Lowenkopf sat up. His newspaper fell in his lap. “Why not?”

“The captain doesn’t want you to testify. He thinks the jet lag might slow you down.”

“That’s a crock, Homer. How does the old Turk know from jet lag? It sounds Greeley to me.”

Greeley was unperturbed and tried again. “He wants you uptown with Billy Ringo.”

“I’ll see Billy later. As soon as this is over.”

“He said you should go now.”

“I’ll go when I’m damned ready to go. There are priorities, Homer. You know that. Billy’s in the best hotel he’s ever seen, in the best section of Riverdale. We’re going to have to throw him out of there when the party’s over. He’ll keep another few hours.”

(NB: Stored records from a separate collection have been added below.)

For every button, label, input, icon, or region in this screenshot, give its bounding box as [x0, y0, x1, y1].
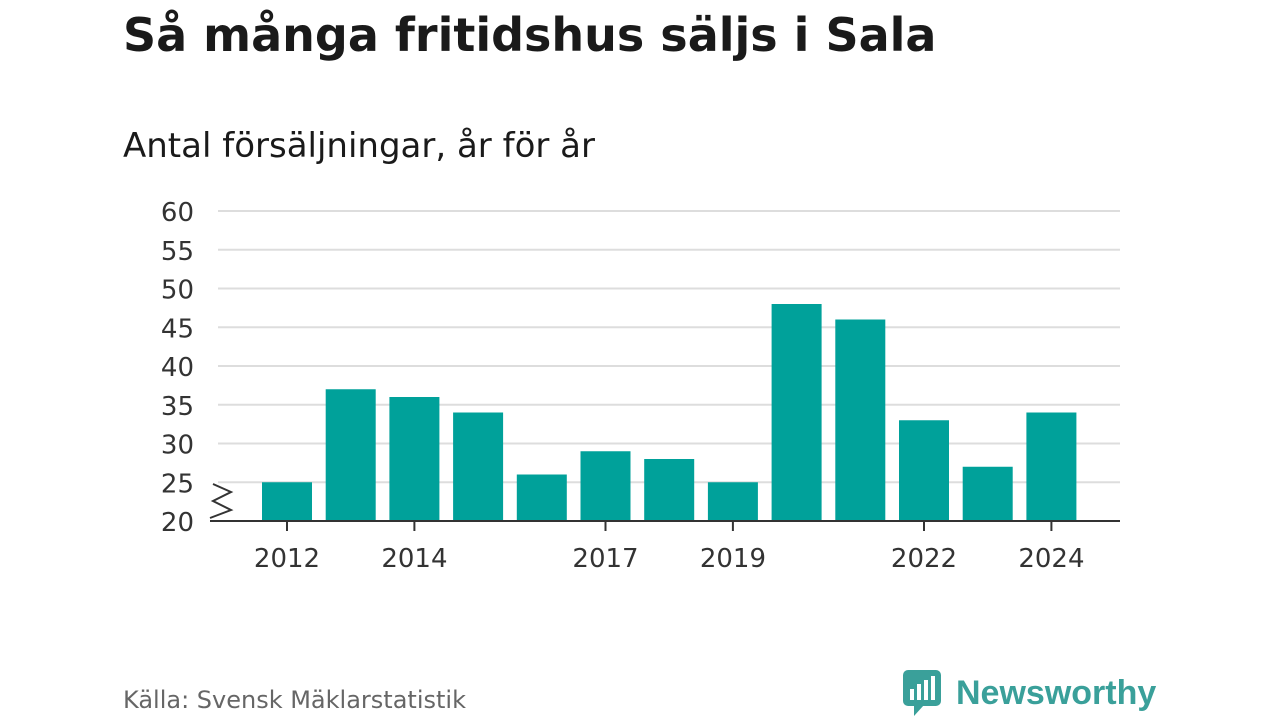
axis-break-zigzag: [209, 483, 236, 522]
bar-2013: [325, 389, 376, 521]
y-tick-label: 20: [161, 508, 194, 538]
bar-2024: [1026, 412, 1077, 521]
x-tick-label: 2014: [381, 544, 447, 574]
bar-2012: [262, 482, 312, 521]
bar-2023: [962, 466, 1013, 521]
x-tick-label: 2017: [572, 544, 638, 574]
y-tick-label: 25: [161, 469, 194, 499]
source-note: Källa: Svensk Mäklarstatistik: [123, 686, 466, 714]
x-tick-label: 2019: [700, 544, 766, 574]
bar-2022: [899, 420, 949, 521]
bars: [262, 304, 1077, 521]
bar-2014: [389, 397, 440, 521]
y-tick-label: 40: [161, 353, 194, 383]
bar-2019: [707, 482, 758, 521]
x-tick-label: 2012: [254, 544, 320, 574]
y-tick-label: 35: [161, 392, 194, 422]
brand-name: Newsworthy: [956, 673, 1157, 712]
y-tick-label: 55: [161, 237, 194, 267]
bar-2018: [644, 459, 695, 521]
bar-2015: [453, 412, 504, 521]
newsworthy-logo: Newsworthy: [902, 668, 1156, 718]
axes: [209, 483, 1120, 531]
bar-2020: [771, 304, 822, 521]
y-tick-label: 30: [161, 431, 194, 461]
y-tick-label: 60: [161, 198, 194, 228]
x-tick-label: 2024: [1018, 544, 1084, 574]
chart-subtitle: Antal försäljningar, år för år: [123, 126, 595, 166]
x-tick-label: 2022: [891, 544, 957, 574]
chart-bubble-icon: [903, 670, 941, 716]
chart-title: Så många fritidshus säljs i Sala: [123, 8, 937, 62]
tick-labels: 20 25 30 35 40 45 50 55 60 2012 2014 2017 2019 2022 20…: [161, 198, 1085, 574]
bar-2021: [835, 319, 886, 521]
grid-lines: [218, 210, 1120, 484]
y-tick-label: 45: [161, 314, 194, 344]
bar-2016: [516, 474, 567, 521]
bar-2017: [580, 451, 631, 521]
y-tick-label: 50: [161, 276, 194, 306]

Greeley looked doubtful. He picked up the newspaper on Lowenkopf's lap, folded it on his own, and handed it, neatly quartered, back to his partner. “Did you see this?”

“What?”

Greeley pointed to an item at the bottom of Cindy Adams’ column, on the front of the quartered page. It looks like Sheik Ibn Amo Znandi won’t be moving into the Franciscan Tower after all. The management of the chic co-op announced today their new tenant will be Robert Culpepper, that Hollywood moneyman with a taste for Apple. The top-three-floor living space went for a top price—two million before renovations. Renovations? That’s right. Culpepper, in town today, explained, “I just want to get some of the walls out of the way.”

“It’s out of my price range, Homer.”

“Isn’t that the alibi you wanted to check?”

Lowenkopf sat up and reread the item.